So, you're a new homeowner and for the first time in your life, you own a boiler. If you're like many people, you don't know the first thing about boilers--what they are, what their purpose is or how they're different from other home heat sources. These frequently asked questions and answers will help you understand what your boiler does and why it's such a great appliance.
Q: What is a boiler?
A: A boiler is a home heating system that turns water into steam for different purposes in the house. Boilers can use steam to push heat through radiant heat systems, forced air heating, and the hot water that runs through the hot water pipes of your house.
Q: What's the difference between a boiler and a furnace? What's the difference between a boiler and a water heater?

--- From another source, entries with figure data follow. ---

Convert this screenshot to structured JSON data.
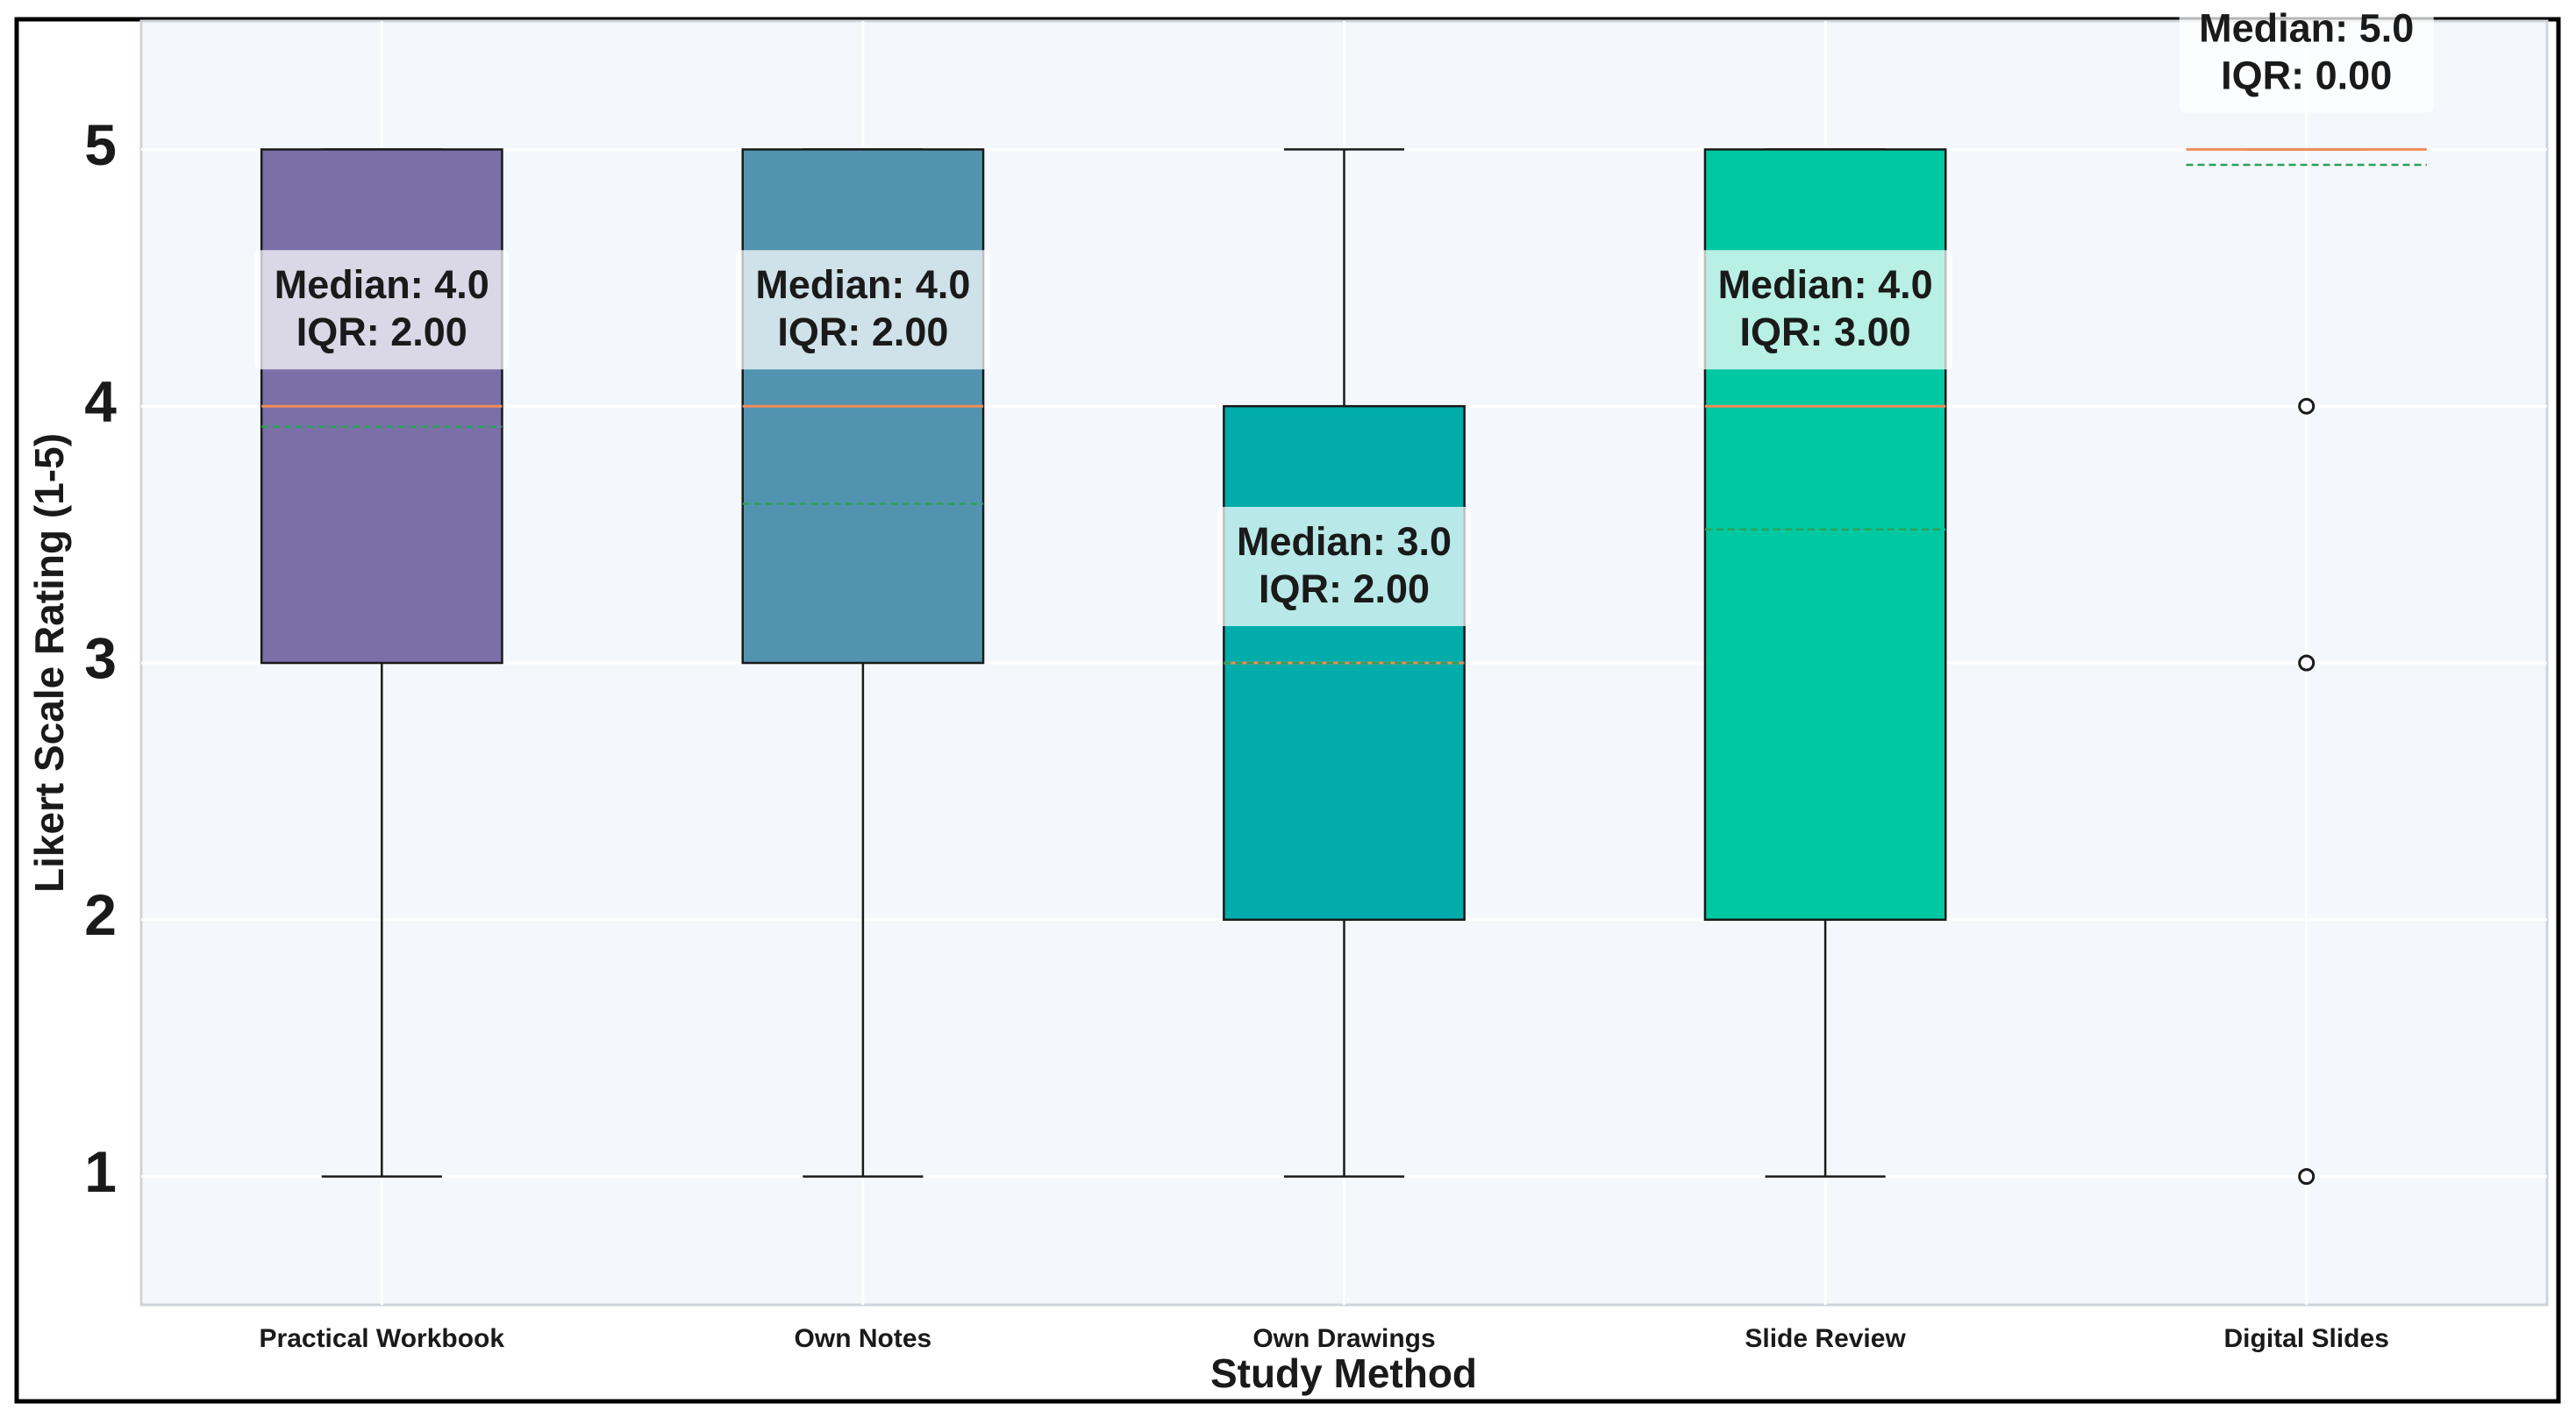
{
  "chart_data": {
    "type": "box",
    "x_label": "Study Method",
    "y_label": "Likert Scale Rating (1-5)",
    "categories": [
      "Practical Workbook",
      "Own Notes",
      "Own Drawings",
      "Slide Review",
      "Digital Slides"
    ],
    "boxes": [
      {
        "whislo": 1,
        "q1": 3,
        "median": 4,
        "q3": 5,
        "whishi": 5,
        "mean": 3.92,
        "outliers": [],
        "color": "#7b6fa8",
        "median_label": "Median: 4.0",
        "iqr": 2,
        "iqr_label": "IQR: 2.00"
      },
      {
        "whislo": 1,
        "q1": 3,
        "median": 4,
        "q3": 5,
        "whishi": 5,
        "mean": 3.62,
        "outliers": [],
        "color": "#5294b0",
        "median_label": "Median: 4.0",
        "iqr": 2,
        "iqr_label": "IQR: 2.00"
      },
      {
        "whislo": 1,
        "q1": 2,
        "median": 3,
        "q3": 4,
        "whishi": 5,
        "mean": 3.0,
        "outliers": [],
        "color": "#00adab",
        "median_label": "Median: 3.0",
        "iqr": 2,
        "iqr_label": "IQR: 2.00"
      },
      {
        "whislo": 1,
        "q1": 2,
        "median": 4,
        "q3": 5,
        "whishi": 5,
        "mean": 3.52,
        "outliers": [],
        "color": "#00c8a0",
        "median_label": "Median: 4.0",
        "iqr": 3,
        "iqr_label": "IQR: 3.00"
      },
      {
        "whislo": 5,
        "q1": 5,
        "median": 5,
        "q3": 5,
        "whishi": 5,
        "mean": 4.94,
        "outliers": [
          4,
          3,
          1
        ],
        "color": "#3fd08a",
        "median_label": "Median: 5.0",
        "iqr": 0,
        "iqr_label": "IQR: 0.00"
      }
    ],
    "median_color": "#f08c5a",
    "mean_color": "#2ca05a",
    "ylim": [
      0.5,
      5.5
    ],
    "yticks": [
      1,
      2,
      3,
      4,
      5
    ],
    "grid": true
  }
}
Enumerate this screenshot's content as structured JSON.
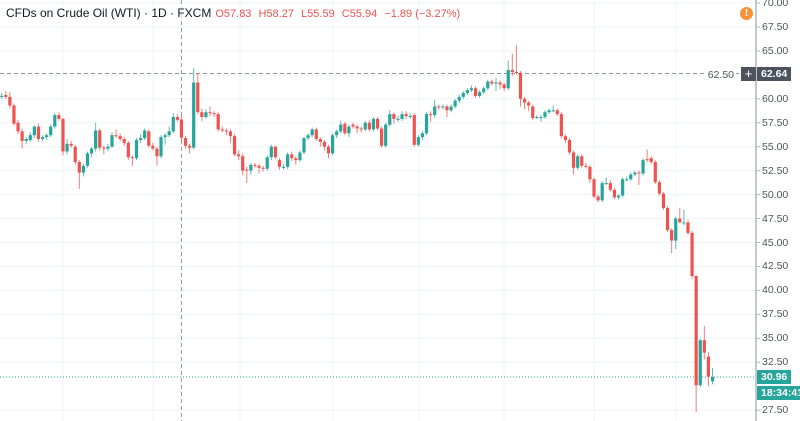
{
  "header": {
    "title": "CFDs on Crude Oil (WTI) · 1D · FXCM",
    "open": "O57.83",
    "high": "H58.27",
    "low": "L55.59",
    "close": "C55.94",
    "change": "−1.89 (−3.27%)"
  },
  "price_axis": {
    "crosshair_price": "62.64",
    "last_price": "30.96",
    "countdown": "18:34:41",
    "alert_icon": "exclamation-icon"
  },
  "colors": {
    "up": "#26a69a",
    "down": "#ef5350",
    "grid": "#f0f3fa",
    "crosshair_label": "#4c525e",
    "alert": "#f7943a"
  },
  "chart_data": {
    "type": "candlestick",
    "symbol": "CFDs on Crude Oil (WTI)",
    "interval": "1D",
    "ylim": [
      27.5,
      70
    ],
    "yticks": [
      "70.00",
      "67.50",
      "65.00",
      "62.50",
      "60.00",
      "57.50",
      "55.00",
      "52.50",
      "50.00",
      "47.50",
      "45.00",
      "42.50",
      "40.00",
      "37.50",
      "35.00",
      "32.50",
      "27.50"
    ],
    "grid": true,
    "crosshair": {
      "bar_index": 44,
      "price": 62.64
    },
    "last_price": 30.96,
    "ohlc": [
      [
        60.2,
        60.6,
        60.0,
        60.3
      ],
      [
        60.4,
        60.8,
        60.0,
        60.2
      ],
      [
        60.2,
        60.7,
        59.0,
        59.3
      ],
      [
        59.3,
        59.5,
        57.2,
        57.4
      ],
      [
        57.5,
        57.8,
        56.3,
        56.6
      ],
      [
        56.6,
        56.9,
        54.8,
        55.6
      ],
      [
        55.6,
        56.0,
        55.3,
        55.8
      ],
      [
        55.7,
        56.5,
        55.5,
        56.2
      ],
      [
        56.2,
        57.2,
        55.9,
        57.1
      ],
      [
        57.1,
        57.4,
        55.5,
        55.8
      ],
      [
        55.8,
        56.2,
        55.6,
        56.0
      ],
      [
        56.0,
        56.4,
        55.7,
        56.2
      ],
      [
        56.2,
        57.3,
        56.0,
        57.1
      ],
      [
        57.1,
        58.5,
        56.9,
        58.3
      ],
      [
        58.3,
        58.6,
        57.7,
        57.9
      ],
      [
        57.9,
        58.0,
        54.1,
        54.5
      ],
      [
        54.5,
        55.8,
        54.2,
        55.3
      ],
      [
        55.3,
        55.6,
        54.9,
        55.1
      ],
      [
        55.0,
        55.2,
        53.1,
        53.4
      ],
      [
        53.4,
        53.6,
        50.6,
        52.3
      ],
      [
        52.3,
        53.2,
        51.9,
        53.0
      ],
      [
        53.0,
        54.5,
        52.8,
        54.3
      ],
      [
        54.3,
        55.0,
        53.9,
        54.8
      ],
      [
        54.8,
        57.5,
        54.5,
        56.7
      ],
      [
        56.7,
        56.9,
        54.6,
        54.9
      ],
      [
        54.9,
        55.1,
        54.2,
        54.8
      ],
      [
        54.8,
        55.3,
        54.5,
        55.0
      ],
      [
        55.0,
        56.5,
        54.9,
        56.2
      ],
      [
        56.2,
        56.8,
        55.9,
        56.1
      ],
      [
        56.1,
        56.4,
        55.6,
        55.8
      ],
      [
        55.8,
        56.0,
        55.1,
        55.4
      ],
      [
        55.4,
        55.6,
        53.6,
        53.9
      ],
      [
        53.9,
        54.1,
        53.0,
        53.8
      ],
      [
        53.8,
        55.9,
        53.6,
        55.7
      ],
      [
        55.7,
        56.3,
        55.4,
        55.9
      ],
      [
        55.9,
        56.9,
        55.7,
        56.7
      ],
      [
        56.6,
        56.8,
        54.9,
        55.1
      ],
      [
        55.1,
        55.4,
        54.6,
        54.8
      ],
      [
        54.8,
        55.0,
        53.0,
        54.0
      ],
      [
        54.0,
        56.2,
        53.8,
        56.0
      ],
      [
        56.0,
        56.4,
        55.2,
        56.2
      ],
      [
        56.2,
        57.1,
        56.0,
        56.6
      ],
      [
        56.6,
        58.5,
        56.4,
        58.1
      ],
      [
        58.1,
        58.4,
        57.6,
        57.8
      ],
      [
        57.83,
        58.27,
        55.59,
        55.94
      ],
      [
        55.9,
        56.1,
        54.8,
        55.1
      ],
      [
        55.1,
        55.3,
        54.3,
        54.9
      ],
      [
        54.9,
        63.2,
        54.7,
        61.7
      ],
      [
        61.7,
        62.7,
        58.4,
        58.6
      ],
      [
        58.6,
        59.0,
        57.7,
        58.1
      ],
      [
        58.1,
        58.9,
        57.9,
        58.6
      ],
      [
        58.6,
        59.2,
        58.2,
        58.5
      ],
      [
        58.5,
        58.7,
        58.1,
        58.4
      ],
      [
        58.4,
        58.6,
        56.6,
        56.8
      ],
      [
        56.8,
        57.1,
        56.5,
        56.7
      ],
      [
        56.7,
        56.9,
        56.2,
        56.6
      ],
      [
        56.6,
        56.8,
        55.4,
        56.1
      ],
      [
        56.1,
        56.3,
        54.0,
        54.2
      ],
      [
        54.2,
        54.6,
        53.6,
        54.0
      ],
      [
        54.0,
        54.3,
        52.0,
        52.5
      ],
      [
        52.6,
        52.9,
        51.2,
        52.5
      ],
      [
        52.5,
        53.3,
        52.1,
        53.1
      ],
      [
        53.1,
        53.3,
        52.8,
        53.0
      ],
      [
        53.0,
        53.2,
        52.2,
        52.8
      ],
      [
        52.8,
        53.0,
        52.4,
        52.7
      ],
      [
        52.7,
        54.1,
        52.5,
        53.9
      ],
      [
        53.9,
        55.2,
        53.6,
        55.0
      ],
      [
        55.0,
        55.1,
        53.7,
        53.9
      ],
      [
        53.6,
        53.8,
        52.6,
        52.9
      ],
      [
        52.9,
        53.2,
        52.6,
        52.9
      ],
      [
        52.9,
        54.4,
        52.7,
        54.2
      ],
      [
        54.2,
        54.5,
        53.5,
        53.8
      ],
      [
        53.8,
        54.0,
        53.1,
        53.6
      ],
      [
        53.6,
        54.6,
        53.4,
        54.4
      ],
      [
        54.4,
        56.0,
        54.2,
        55.9
      ],
      [
        55.9,
        56.4,
        55.7,
        56.2
      ],
      [
        56.2,
        57.0,
        56.0,
        56.8
      ],
      [
        56.8,
        57.0,
        55.6,
        55.8
      ],
      [
        55.8,
        56.0,
        55.0,
        55.5
      ],
      [
        55.5,
        55.7,
        54.6,
        55.0
      ],
      [
        55.0,
        55.2,
        53.8,
        54.3
      ],
      [
        54.3,
        56.4,
        54.1,
        56.2
      ],
      [
        56.2,
        56.8,
        55.9,
        56.6
      ],
      [
        56.6,
        57.7,
        56.4,
        57.3
      ],
      [
        57.4,
        57.6,
        56.2,
        56.4
      ],
      [
        56.4,
        57.3,
        56.0,
        57.1
      ],
      [
        57.3,
        57.5,
        56.9,
        57.1
      ],
      [
        57.1,
        57.3,
        56.4,
        56.9
      ],
      [
        56.9,
        57.1,
        56.5,
        56.8
      ],
      [
        56.8,
        57.7,
        56.6,
        57.5
      ],
      [
        57.5,
        57.8,
        56.6,
        56.8
      ],
      [
        56.8,
        58.1,
        56.6,
        57.9
      ],
      [
        57.9,
        58.1,
        56.7,
        56.9
      ],
      [
        56.9,
        57.1,
        54.9,
        55.1
      ],
      [
        55.1,
        57.5,
        54.9,
        57.3
      ],
      [
        57.3,
        58.8,
        57.1,
        58.4
      ],
      [
        58.4,
        58.6,
        57.4,
        57.9
      ],
      [
        57.9,
        58.2,
        57.6,
        57.9
      ],
      [
        57.9,
        58.7,
        57.7,
        58.4
      ],
      [
        58.4,
        58.7,
        57.9,
        58.2
      ],
      [
        58.2,
        58.5,
        57.9,
        58.2
      ],
      [
        58.3,
        58.5,
        55.0,
        55.2
      ],
      [
        55.2,
        56.2,
        55.0,
        56.0
      ],
      [
        56.0,
        56.6,
        55.7,
        56.4
      ],
      [
        56.4,
        58.6,
        56.2,
        58.4
      ],
      [
        58.4,
        58.7,
        57.6,
        58.3
      ],
      [
        58.3,
        59.9,
        58.0,
        59.2
      ],
      [
        59.2,
        59.4,
        58.8,
        59.1
      ],
      [
        59.1,
        59.4,
        58.9,
        59.2
      ],
      [
        59.2,
        59.4,
        58.1,
        58.8
      ],
      [
        58.8,
        59.4,
        58.6,
        59.2
      ],
      [
        59.2,
        60.0,
        59.0,
        59.8
      ],
      [
        59.8,
        60.4,
        59.6,
        60.2
      ],
      [
        60.2,
        60.8,
        60.0,
        60.6
      ],
      [
        60.6,
        61.1,
        60.4,
        60.9
      ],
      [
        60.9,
        61.4,
        60.7,
        61.1
      ],
      [
        61.1,
        61.3,
        60.1,
        60.3
      ],
      [
        60.3,
        60.9,
        60.1,
        60.7
      ],
      [
        60.7,
        61.3,
        60.5,
        61.1
      ],
      [
        61.1,
        62.0,
        60.9,
        61.8
      ],
      [
        61.8,
        62.0,
        61.4,
        61.6
      ],
      [
        61.6,
        62.2,
        60.8,
        61.7
      ],
      [
        61.7,
        61.9,
        61.0,
        61.5
      ],
      [
        61.5,
        61.7,
        60.8,
        61.1
      ],
      [
        61.1,
        64.0,
        60.9,
        63.0
      ],
      [
        63.0,
        64.7,
        62.4,
        62.8
      ],
      [
        62.8,
        65.6,
        62.5,
        62.7
      ],
      [
        62.7,
        62.9,
        59.2,
        60.0
      ],
      [
        60.0,
        60.2,
        58.9,
        59.6
      ],
      [
        59.6,
        59.8,
        58.7,
        59.3
      ],
      [
        59.2,
        59.4,
        57.8,
        58.0
      ],
      [
        58.1,
        58.3,
        57.9,
        58.1
      ],
      [
        58.1,
        58.3,
        57.6,
        58.1
      ],
      [
        58.1,
        58.8,
        57.9,
        58.6
      ],
      [
        58.6,
        59.0,
        58.4,
        58.8
      ],
      [
        58.8,
        59.3,
        58.6,
        58.8
      ],
      [
        58.8,
        59.0,
        58.2,
        58.4
      ],
      [
        58.4,
        58.6,
        55.9,
        56.1
      ],
      [
        56.1,
        56.3,
        55.4,
        55.7
      ],
      [
        55.7,
        55.9,
        54.2,
        54.4
      ],
      [
        54.4,
        54.6,
        52.1,
        52.8
      ],
      [
        52.8,
        54.2,
        52.6,
        54.0
      ],
      [
        54.0,
        54.2,
        52.8,
        53.0
      ],
      [
        53.0,
        53.3,
        52.7,
        52.9
      ],
      [
        52.9,
        53.1,
        51.2,
        51.6
      ],
      [
        51.6,
        51.8,
        49.6,
        49.8
      ],
      [
        49.8,
        50.0,
        49.2,
        49.4
      ],
      [
        49.4,
        51.4,
        49.2,
        51.2
      ],
      [
        51.2,
        51.8,
        51.0,
        51.2
      ],
      [
        51.2,
        51.5,
        50.3,
        50.5
      ],
      [
        50.5,
        50.7,
        49.5,
        49.7
      ],
      [
        49.7,
        50.0,
        49.5,
        49.9
      ],
      [
        49.9,
        51.8,
        49.7,
        51.6
      ],
      [
        51.6,
        51.9,
        51.4,
        51.6
      ],
      [
        51.6,
        52.3,
        51.4,
        52.1
      ],
      [
        52.1,
        52.5,
        51.9,
        52.3
      ],
      [
        52.3,
        52.5,
        51.0,
        52.2
      ],
      [
        52.2,
        53.8,
        52.0,
        53.6
      ],
      [
        53.7,
        54.7,
        53.4,
        53.6
      ],
      [
        53.8,
        54.0,
        53.2,
        53.4
      ],
      [
        53.4,
        53.6,
        51.1,
        51.3
      ],
      [
        51.3,
        51.5,
        49.9,
        50.1
      ],
      [
        50.1,
        50.3,
        48.4,
        48.6
      ],
      [
        48.6,
        48.8,
        46.1,
        46.3
      ],
      [
        46.3,
        46.5,
        43.9,
        45.2
      ],
      [
        45.2,
        47.7,
        44.3,
        47.5
      ],
      [
        47.5,
        48.6,
        47.0,
        47.1
      ],
      [
        47.1,
        48.4,
        46.8,
        47.1
      ],
      [
        47.1,
        47.4,
        45.8,
        46.0
      ],
      [
        46.0,
        46.2,
        41.2,
        41.5
      ],
      [
        41.5,
        41.6,
        27.3,
        30.1
      ],
      [
        30.1,
        35.0,
        29.9,
        34.8
      ],
      [
        34.8,
        36.3,
        32.8,
        33.5
      ],
      [
        33.1,
        33.6,
        30.0,
        31.0
      ],
      [
        30.5,
        31.9,
        30.2,
        30.96
      ]
    ]
  }
}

A: A boiler serves more functions than either a furnace or a water heater--in fact, a boiler can be both systems at once. Having one boiler effectively eliminates the need to have two separate heating systems to provide warm water and warm air to the house.
Q: The boiler in my new home is getting up there in years. How will I know when it needs to be replaced?
A: Boilers can last about 15 years (give or take). When your boiler nears the end of its lifespan, you'll notice problems like:
- Strange noises
- Humidity in the house
- Uneven distribution of heat in the house
- Frequent breakdowns or need for repair
If your boiler is older but still runs perfectly well, schedule normal maintenance for your boiler and assume everything is well unless your HVAC professional tells you otherwise.
Q: What should I do to maintain my boiler?
A: Your boiler will require only two things from you, its owner:
- Bleed the radiators on an annual basis. To bleed the radiators, place a bucket directly beneath the bleed valve. Next, open the bleed valve using a special key (called a "bleed key"). As you do this, you'll hear a hiss of air as it escapes from inside the radiator. When water begins to run out of the radiator and into the bucket, the bleed is done. Turn the bleed key to close the valve and throw out the water in the bucket.
- Schedule annual tuneups with an experienced HVAC professional. This is especially important for older boilers, but all boilers need annual maintenance.